We propose Graph2Nav, a real-time 3D object-relation graph generation framework, for autonomous navigation in the real world. Our framework fully generates and exploits both 3D objects and a rich set of semantic relationships among objects in a 3D layered scene graph, which is applicable to both indoor and outdoor scenes. It learns to generate 3D semantic relations among objects, by leveraging and advancing state-of-the-art 2D panoptic scene graph works into the 3D world via 3D semantic mapping techniques. This approach avoids previous training data constraints in learning 3D scene graphs directly from 3D data. We conduct experiments to validate the accuracy in locating 3D objects and labeling object-relations in our 3D scene graphs.
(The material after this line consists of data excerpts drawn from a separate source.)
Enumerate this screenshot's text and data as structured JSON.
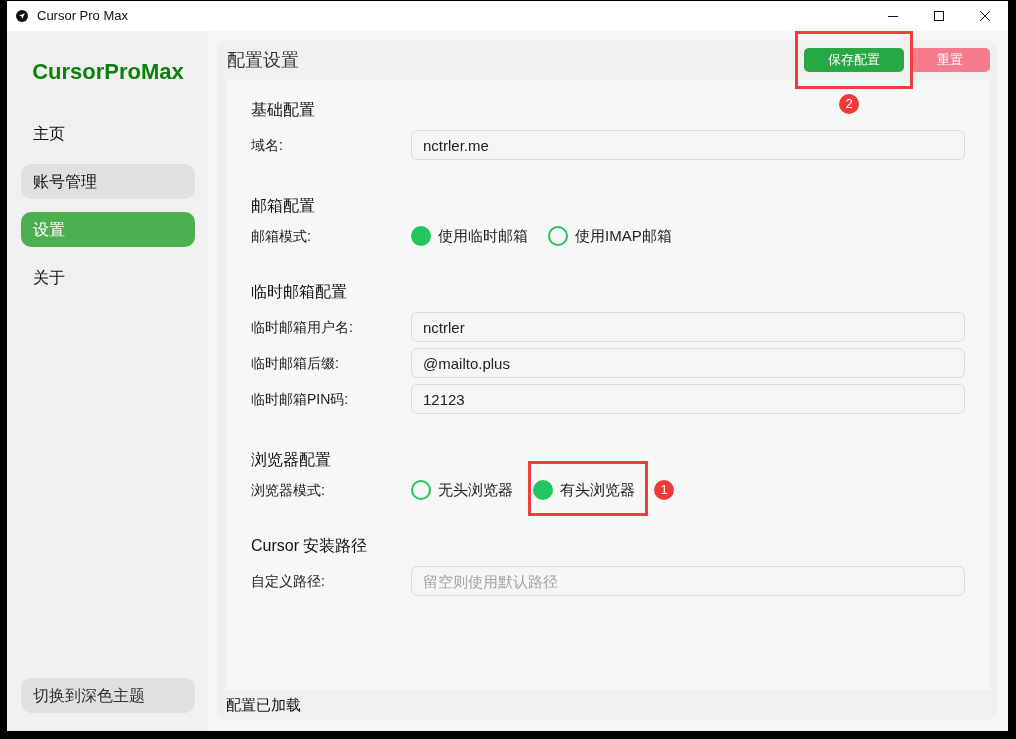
{
  "window": {
    "title": "Cursor Pro Max"
  },
  "sidebar": {
    "logo": "CursorProMax",
    "items": [
      {
        "label": "主页",
        "selected": false,
        "hovered": false
      },
      {
        "label": "账号管理",
        "selected": false,
        "hovered": true
      },
      {
        "label": "设置",
        "selected": true,
        "hovered": false
      },
      {
        "label": "关于",
        "selected": false,
        "hovered": false
      }
    ],
    "theme_button": "切换到深色主题"
  },
  "main": {
    "title": "配置设置",
    "buttons": [
      {
        "label": "保存配置",
        "kind": "primary",
        "annotation": "2"
      },
      {
        "label": "重置",
        "kind": "danger"
      }
    ],
    "sections": [
      {
        "heading": "基础配置",
        "rows": [
          {
            "kind": "input",
            "label": "域名:",
            "value": "nctrler.me"
          }
        ]
      },
      {
        "heading": "邮箱配置",
        "rows": [
          {
            "kind": "radio",
            "label": "邮箱模式:",
            "options": [
              {
                "label": "使用临时邮箱",
                "selected": true
              },
              {
                "label": "使用IMAP邮箱",
                "selected": false
              }
            ]
          }
        ]
      },
      {
        "heading": "临时邮箱配置",
        "rows": [
          {
            "kind": "input",
            "label": "临时邮箱用户名:",
            "value": "nctrler"
          },
          {
            "kind": "input",
            "label": "临时邮箱后缀:",
            "value": "@mailto.plus"
          },
          {
            "kind": "input",
            "label": "临时邮箱PIN码:",
            "value": "12123"
          }
        ]
      },
      {
        "heading": "浏览器配置",
        "rows": [
          {
            "kind": "radio",
            "label": "浏览器模式:",
            "options": [
              {
                "label": "无头浏览器",
                "selected": false
              },
              {
                "label": "有头浏览器",
                "selected": true,
                "annotation": "1"
              }
            ]
          }
        ]
      },
      {
        "heading": "Cursor 安装路径",
        "rows": [
          {
            "kind": "input",
            "label": "自定义路径:",
            "placeholder": "留空则使用默认路径"
          }
        ]
      }
    ],
    "status": "配置已加载"
  }
}
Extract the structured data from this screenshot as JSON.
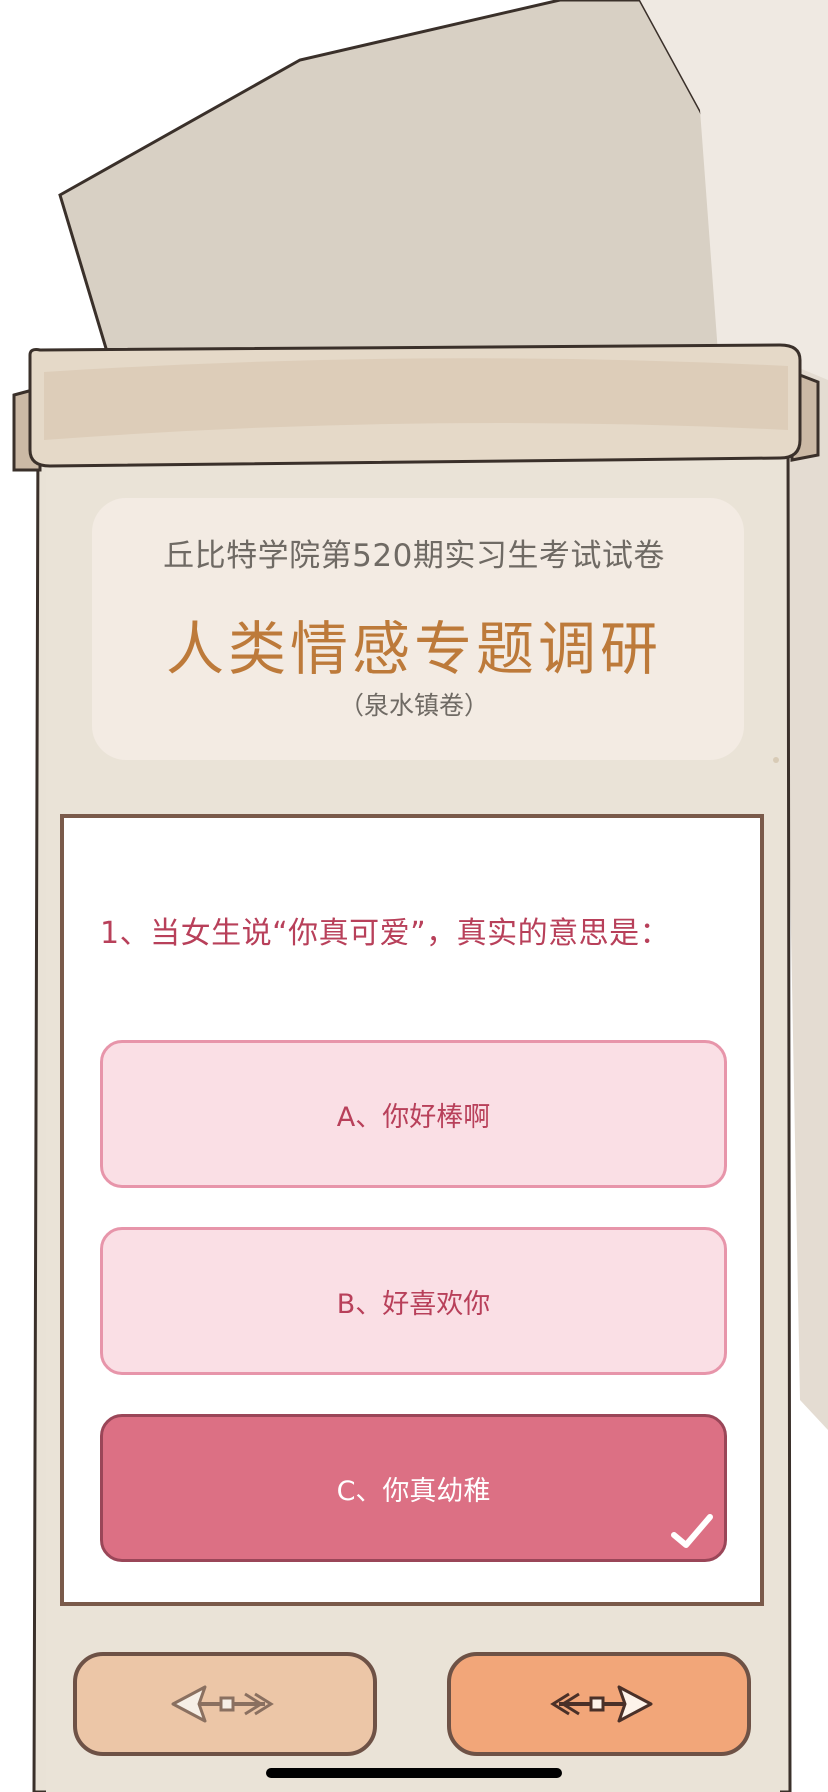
{
  "exam": {
    "subtitle": "丘比特学院第520期实习生考试试卷",
    "title": "人类情感专题调研",
    "edition": "（泉水镇卷）"
  },
  "question": {
    "text": "1、当女生说“你真可爱”，真实的意思是：",
    "options": [
      {
        "label": "A、你好棒啊",
        "selected": false
      },
      {
        "label": "B、好喜欢你",
        "selected": false
      },
      {
        "label": "C、你真幼稚",
        "selected": true
      }
    ],
    "selected_icon": "check-icon"
  },
  "navigation": {
    "prev_icon": "arrow-left-icon",
    "next_icon": "arrow-right-icon"
  },
  "colors": {
    "title": "#bd7a3a",
    "question": "#b8405a",
    "option_fill": "#fadfe5",
    "option_selected": "#dc7084",
    "prev_button": "#ecc6a7",
    "next_button": "#f2a679"
  }
}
We also evaluate the impact of Graph2Nav via integration with SayNav, a state-of-the-art planner based on large language models, on an unmanned ground robot to object search tasks in real environments. Our results demonstrate that modeling object relations in our scene graphs improves search efficiency in these navigation tasks.

Paper Structure

This paper contains 15 sections, 1 equation, 4 figures, 3 tables.

Figures (4)

  • Figure 1: 3D scene graphs constructed using Graph2Nav for outdoor (left) and indoor (right) scenes. The graph includes a hierarchy (from top to bottom): a test site, regions, and objects. The figure also shows examples of 2D input images and the 3D point clouds generated by Graph2Nav. Note we omit text labels of objects and object-relations in 3D scene graphs for better visualization.
  • Figure 2: The process flow diagram for Graph2Nav. A pose graph-based SLAM system is utilized to provide real-time pose estimations for received image and point cloud data. Semantic objects and relations are then extracted from them via a panoptic scene graph generation network. At last, a consistent global 3D scene graph is generated by continuously merging newly observed objects and relations.
  • Figure 3: Two examples of object-relations ("beside" and "on" top of) from portions of our generated 3D scene graphs (top) with their correspondent 2D images (bottom). Note we only show large objects with their relations for better visualization.
  • Figure 4: An example of the impact from object-relations to the search plan (yellow trajectory in bottom-left picture and bottom-right picture) executed by our robot (top): No object-relations (bottom-left), and with object-relations (bottom-right).